The gadget list continues with a “multi-around monitor” system using cameras located around the car, and an on-board receiver to receive signals about vehicles or pedestrians in the driver’s path. Finally, the Mitsubishi Concept PX-MiEV is fitted with an electronically-controlled air suspension that gives the driver the choice of three ride height modes.
Bloomberg reports that Mitsubishi aims to introduce a similar vehicle around 2013. “Mitsubishi needs to have an eco-car in its mainstay SUV lineup, in addition to small electric cars,” said Masatoshi Nishimoto, a Tokyo-based analyst at auto consulting company CSM Worldwide. “Boosting SUV sales is critical for the company.”
Suzuki Plugs In
Certainly, more plug-in hybrids will get added to the Tokyo schedule in the days leading up to the show’s media program.

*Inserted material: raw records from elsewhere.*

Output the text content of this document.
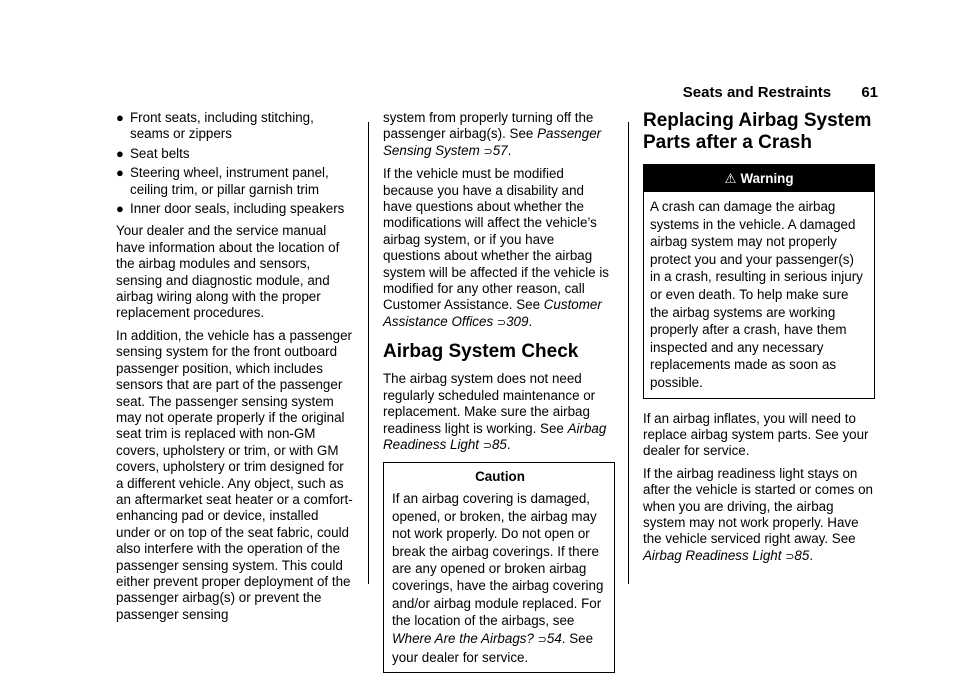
Seats and Restraints 61
● Front seats, including stitching, seams or zippers
● Seat belts
● Steering wheel, instrument panel, ceiling trim, or pillar garnish trim
● Inner door seals, including speakers

Your dealer and the service manual have information about the location of the airbag modules and sensors, sensing and diagnostic module, and airbag wiring along with the proper replacement procedures.

In addition, the vehicle has a passenger sensing system for the front outboard passenger position, which includes sensors that are part of the passenger seat. The passenger sensing system may not operate properly if the original seat trim is replaced with non-GM covers, upholstery or trim, or with GM covers, upholstery or trim designed for a different vehicle. Any object, such as an aftermarket seat heater or a comfort-enhancing pad or device, installed under or on top of the seat fabric, could also interfere with the operation of the passenger sensing system. This could either prevent proper deployment of the passenger airbag(s) or prevent the passenger sensing

system from properly turning off the passenger airbag(s). See Passenger Sensing System ⊃57.

If the vehicle must be modified because you have a disability and have questions about whether the modifications will affect the vehicle’s airbag system, or if you have questions about whether the airbag system will be affected if the vehicle is modified for any other reason, call Customer Assistance. See Customer Assistance Offices ⊃309.

Airbag System Check

The airbag system does not need regularly scheduled maintenance or replacement. Make sure the airbag readiness light is working. See Airbag Readiness Light ⊃85.

Caution

If an airbag covering is damaged, opened, or broken, the airbag may not work properly. Do not open or break the airbag coverings. If there are any opened or broken airbag coverings, have the airbag covering and/or airbag module replaced. For the location of the airbags, see Where Are the Airbags? ⊃54. See your dealer for service.

Replacing Airbag System Parts after a Crash
⚠ Warning

A crash can damage the airbag systems in the vehicle. A damaged airbag system may not properly protect you and your passenger(s) in a crash, resulting in serious injury or even death. To help make sure the airbag systems are working properly after a crash, have them inspected and any necessary replacements made as soon as possible.

If an airbag inflates, you will need to replace airbag system parts. See your dealer for service.

If the airbag readiness light stays on after the vehicle is started or comes on when you are driving, the airbag system may not work properly. Have the vehicle serviced right away. See Airbag Readiness Light ⊃85.
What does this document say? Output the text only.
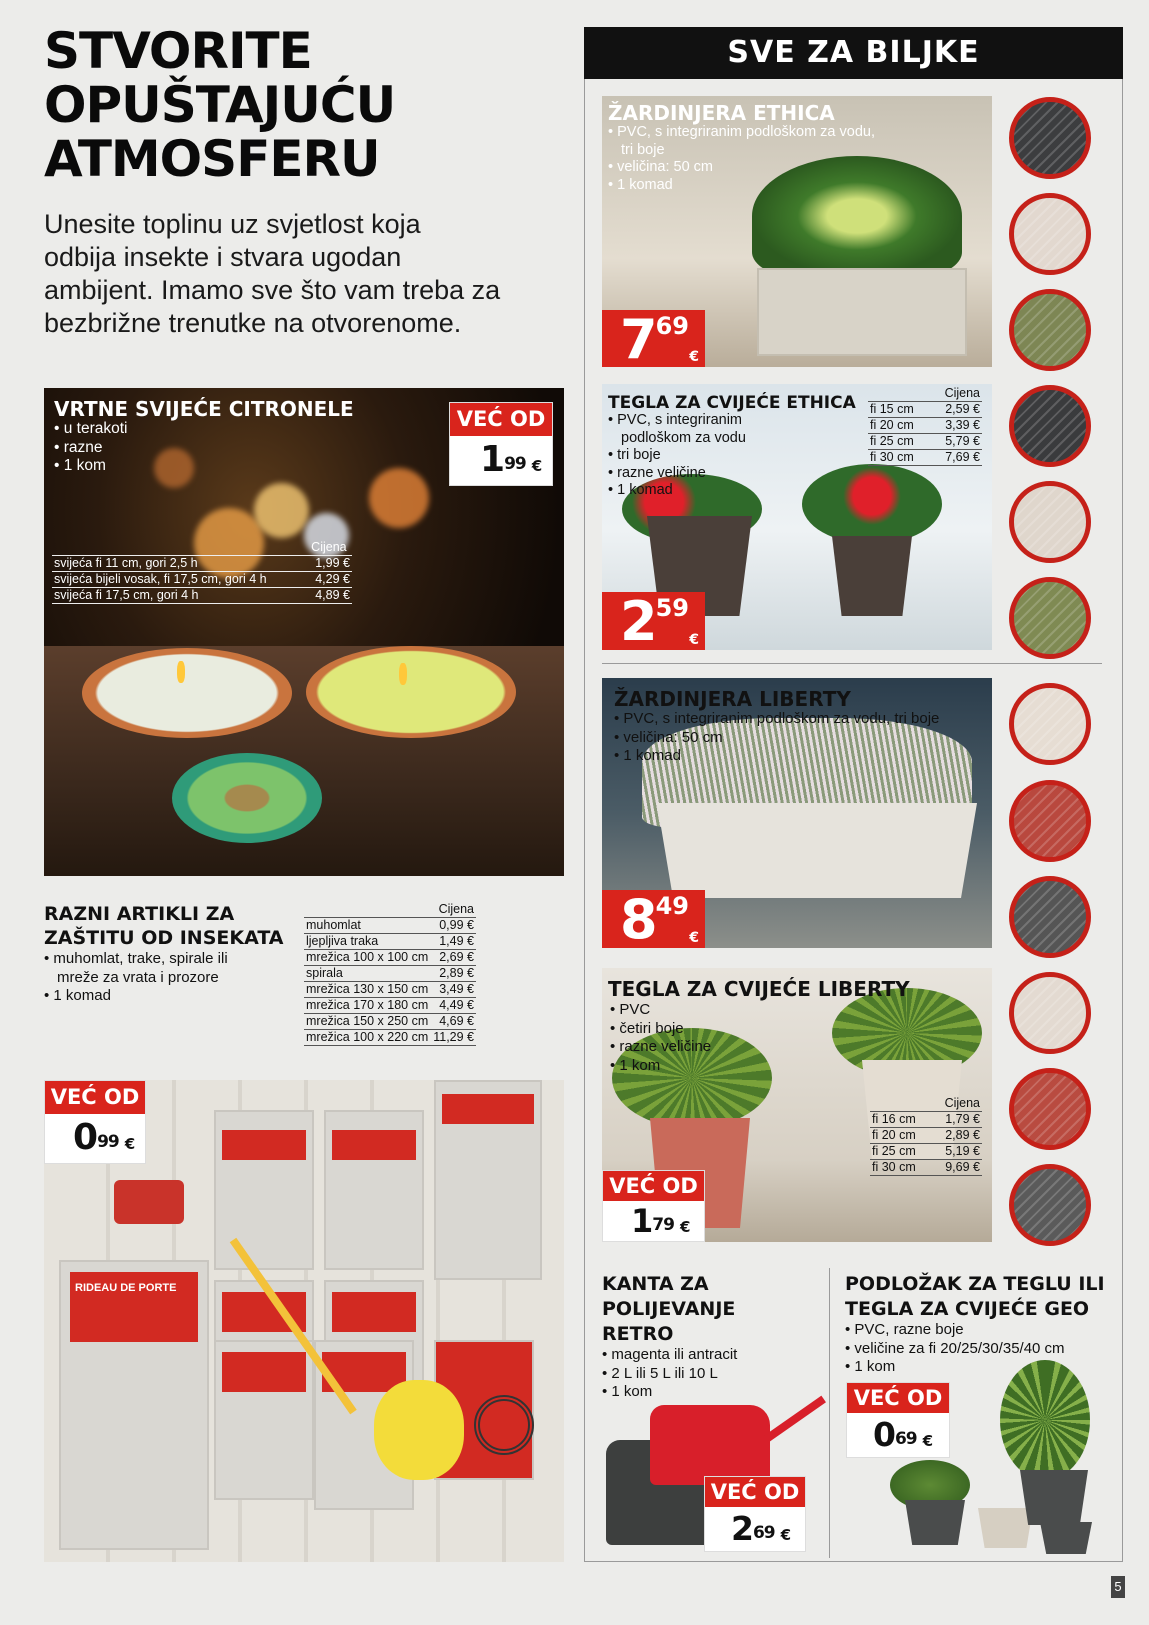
STVORITE
OPUŠTAJUĆU
ATMOSFERU
Unesite toplinu uz svjetlost koja
odbija insekte i stvara ugodan
ambijent. Imamo sve što vam treba za
bezbrižne trenutke na otvorenome.
VRTNE SVIJEĆE CITRONELE
• u terakoti
• razne
• 1 kom
VEĆ OD
$1^{99}$ €
	Cijena
svijeća fi 11 cm, gori 2,5 h	1,99 €
svijeća bijeli vosak, fi 17,5 cm, gori 4 h	4,29 €
svijeća fi 17,5 cm, gori 4 h	4,89 €
RAZNI ARTIKLI ZA
ZAŠTITU OD INSEKATA
• muhomlat, trake, spirale ili
mreže za vrata i prozore
• 1 komad
	Cijena
muhomlat	0,99 €
ljepljiva traka	1,49 €
mrežica 100 x 100 cm	2,69 €
spirala	2,89 €
mrežica 130 x 150 cm	3,49 €
mrežica 170 x 180 cm	4,49 €
mrežica 150 x 250 cm	4,69 €
mrežica 100 x 220 cm	11,29 €
RIDEAU DE PORTE
VEĆ OD
$0^{99}$ €
SVE ZA BILJKE
ŽARDINJERA ETHICA
• PVC, s integriranim podloškom za vodu,
tri boje
• veličina: 50 cm
• 1 komad
$7^{69}$
€
TEGLA ZA CVIJEĆE ETHICA
• PVC, s integriranim
podloškom za vodu
• tri boje
• razne veličine
• 1 komad
	Cijena
fi 15 cm	2,59 €
fi 20 cm	3,39 €
fi 25 cm	5,79 €
fi 30 cm	7,69 €
$2^{59}$
€
ŽARDINJERA LIBERTY
• PVC, s integriranim podloškom za vodu, tri boje
• veličina: 50 cm
• 1 komad
$8^{49}$
€
TEGLA ZA CVIJEĆE LIBERTY
• PVC
• četiri boje
• razne veličine
• 1 kom
	Cijena
fi 16 cm	1,79 €
fi 20 cm	2,89 €
fi 25 cm	5,19 €
fi 30 cm	9,69 €
VEĆ OD
$1^{79}$ €
KANTA ZA
POLIJEVANJE
RETRO
• magenta ili antracit
• 2 L ili 5 L ili 10 L
• 1 kom
VEĆ OD
$2^{69}$ €
PODLOŽAK ZA TEGLU ILI
TEGLA ZA CVIJEĆE GEO
• PVC, razne boje
• veličine za fi 20/25/30/35/40 cm
• 1 kom
VEĆ OD
$0^{69}$ €
5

For example, Suzuki announced that it will show the Swift Plug-in Hybrid, a pure-play series hybrid mimicking the approach of the Chevy Volt. The Swift’s 660cc engine acts exclusively as a generator to recharge the car’s
lithium ion batteries, which in turn supply power to an electric motor to drive the wheels.
The battery placement runs down the center of the car. Designers generously provide a window through the center to give a view of the battery pack.
Suzuki gave the Swift concept re-worked headlights and re-styled wheels. The interior features a different trim and has lightweight front seats.
At the Tokyo show, Suzuki will also display the SX4-FCV fuel cell concept car, which combines a GM-built fuel cell stack and a Suzuki-developed hydrogen tank. The car is currently being tested on Japanese public roads. But the more immediate Suzuki hybrid is the Suzuki Kizashi Hybrid, which combines a 2.4 liter four-cylinder gas engine. According to Nikkei, Suzuki is planning to offer a hybrid version of the Kizashi in the United States in 2011.